I blinked at him, my mind starting to go fuzzy around the edges. Men in blue…blue men…blue men with gold shiny badges…blue and gold men…no, Judge isn’t blue…Why is Judge here? Why does my head hurt so much?
“Why are you here?” I asked, my voice coming out funny, even to my own ears.
Wait. Judge already told me why he was here. Why the men in blue are here, too. No. I shook my head, trying to clear it. Men in blue aren’t here. That’s a bad thing.
Judge is a good thing. He was always a good…
And then I was gone again.
5
Judge
I stared down at her as she let out an impossibly adorable snore. Her pink lips were parted slightly and I wanted to reach out and stroke them. Stroke her, her hair and her cheek and her arms. I wanted to pull her into my arms and hold her tight. Never let her go. Never let anyone harm her ever again.
But I knew that Bishop would be waiting ever so impatiently by the phone for an update, and if I didn’t call him soon, Bishop would make the drive to El Paso to find out what the hell was going on. Bishop was not only the president of the Dead Legion, he was my best friend, and if I didn’t call him soon, there was no telling what he’d do. Patience wasn’t Bishop’s middle name - or first or last name, for that matter.
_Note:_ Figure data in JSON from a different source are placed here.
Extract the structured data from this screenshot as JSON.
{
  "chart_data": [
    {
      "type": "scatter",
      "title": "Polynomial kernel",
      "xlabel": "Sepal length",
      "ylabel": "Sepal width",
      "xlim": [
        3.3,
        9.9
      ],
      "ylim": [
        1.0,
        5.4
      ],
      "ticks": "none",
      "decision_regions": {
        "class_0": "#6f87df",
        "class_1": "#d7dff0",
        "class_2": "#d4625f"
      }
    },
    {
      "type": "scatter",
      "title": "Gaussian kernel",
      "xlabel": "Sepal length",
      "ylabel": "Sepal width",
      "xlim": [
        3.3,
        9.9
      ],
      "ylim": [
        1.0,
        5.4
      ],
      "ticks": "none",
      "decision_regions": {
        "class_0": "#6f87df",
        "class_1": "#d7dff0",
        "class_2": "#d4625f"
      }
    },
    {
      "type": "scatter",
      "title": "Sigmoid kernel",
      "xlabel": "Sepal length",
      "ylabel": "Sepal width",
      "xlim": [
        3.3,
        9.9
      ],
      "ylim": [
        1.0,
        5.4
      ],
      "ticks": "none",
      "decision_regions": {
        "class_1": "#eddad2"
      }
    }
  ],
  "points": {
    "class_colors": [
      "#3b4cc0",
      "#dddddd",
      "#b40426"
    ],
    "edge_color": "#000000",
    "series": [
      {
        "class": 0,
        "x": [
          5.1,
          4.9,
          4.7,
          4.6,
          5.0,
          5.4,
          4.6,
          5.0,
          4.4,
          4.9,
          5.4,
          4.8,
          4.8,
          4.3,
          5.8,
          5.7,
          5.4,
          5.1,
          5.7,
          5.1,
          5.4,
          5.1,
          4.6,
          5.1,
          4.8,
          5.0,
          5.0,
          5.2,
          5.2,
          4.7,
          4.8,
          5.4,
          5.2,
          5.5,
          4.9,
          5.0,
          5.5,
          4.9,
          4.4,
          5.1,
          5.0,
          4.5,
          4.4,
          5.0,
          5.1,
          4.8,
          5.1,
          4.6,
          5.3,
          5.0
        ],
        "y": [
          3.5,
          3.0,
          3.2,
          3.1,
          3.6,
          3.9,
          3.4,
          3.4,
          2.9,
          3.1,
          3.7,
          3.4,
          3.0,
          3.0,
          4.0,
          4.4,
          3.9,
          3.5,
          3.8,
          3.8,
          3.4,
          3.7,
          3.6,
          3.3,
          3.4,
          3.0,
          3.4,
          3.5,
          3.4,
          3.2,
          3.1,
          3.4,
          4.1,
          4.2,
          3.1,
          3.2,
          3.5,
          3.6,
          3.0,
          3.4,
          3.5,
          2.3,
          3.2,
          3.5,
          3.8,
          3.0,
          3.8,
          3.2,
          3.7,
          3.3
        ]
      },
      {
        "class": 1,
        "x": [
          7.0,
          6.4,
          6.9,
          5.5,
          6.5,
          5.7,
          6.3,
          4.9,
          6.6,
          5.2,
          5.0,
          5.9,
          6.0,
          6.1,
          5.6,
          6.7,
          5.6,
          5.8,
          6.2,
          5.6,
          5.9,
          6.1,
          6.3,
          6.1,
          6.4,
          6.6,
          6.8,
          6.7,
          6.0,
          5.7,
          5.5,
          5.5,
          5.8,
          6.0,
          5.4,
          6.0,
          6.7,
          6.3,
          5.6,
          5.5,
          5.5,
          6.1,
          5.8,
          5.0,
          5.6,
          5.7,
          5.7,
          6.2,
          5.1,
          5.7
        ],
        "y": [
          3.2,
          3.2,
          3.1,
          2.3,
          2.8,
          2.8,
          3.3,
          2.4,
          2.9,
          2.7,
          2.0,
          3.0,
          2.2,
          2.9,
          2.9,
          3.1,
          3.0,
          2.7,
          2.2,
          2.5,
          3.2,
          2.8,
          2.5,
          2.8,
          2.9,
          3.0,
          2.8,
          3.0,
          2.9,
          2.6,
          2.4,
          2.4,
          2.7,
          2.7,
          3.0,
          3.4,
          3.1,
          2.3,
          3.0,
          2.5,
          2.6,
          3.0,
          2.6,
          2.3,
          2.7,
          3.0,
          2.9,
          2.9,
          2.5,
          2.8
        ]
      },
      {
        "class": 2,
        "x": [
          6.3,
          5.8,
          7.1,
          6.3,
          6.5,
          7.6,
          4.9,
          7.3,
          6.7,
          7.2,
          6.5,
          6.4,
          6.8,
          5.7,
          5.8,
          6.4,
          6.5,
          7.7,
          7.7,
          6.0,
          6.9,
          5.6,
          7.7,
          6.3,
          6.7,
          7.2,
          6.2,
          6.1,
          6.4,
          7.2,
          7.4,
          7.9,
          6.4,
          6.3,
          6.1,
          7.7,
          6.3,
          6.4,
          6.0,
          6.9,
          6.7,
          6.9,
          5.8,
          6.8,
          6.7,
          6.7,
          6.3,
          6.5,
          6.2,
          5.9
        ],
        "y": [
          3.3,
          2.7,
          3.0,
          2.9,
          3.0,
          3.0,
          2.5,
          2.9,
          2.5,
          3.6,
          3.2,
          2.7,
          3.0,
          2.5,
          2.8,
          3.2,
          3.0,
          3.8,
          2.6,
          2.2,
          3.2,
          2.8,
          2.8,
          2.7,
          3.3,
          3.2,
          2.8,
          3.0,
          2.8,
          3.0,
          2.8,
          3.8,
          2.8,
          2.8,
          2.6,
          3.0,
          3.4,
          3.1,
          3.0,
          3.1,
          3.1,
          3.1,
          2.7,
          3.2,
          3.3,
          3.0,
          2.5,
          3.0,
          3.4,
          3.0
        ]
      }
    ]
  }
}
Reluctantly, I stepped out into the hallway and called Bishop.
“What’s going on??” Bishop shouted as soon as the phone call connected.
“It’s worse than I thought,” I said with a growl. “Fucking idiot police are leaving her completely unguarded. There’s reporters everywhere - I’m expecting them to climb up the drain pipe so they can sneak into her room. The nurses are trying to keep Carmen isolated from everyone so she can recuperate, but they’re not trained to fight off Sangre. We have to protect her.”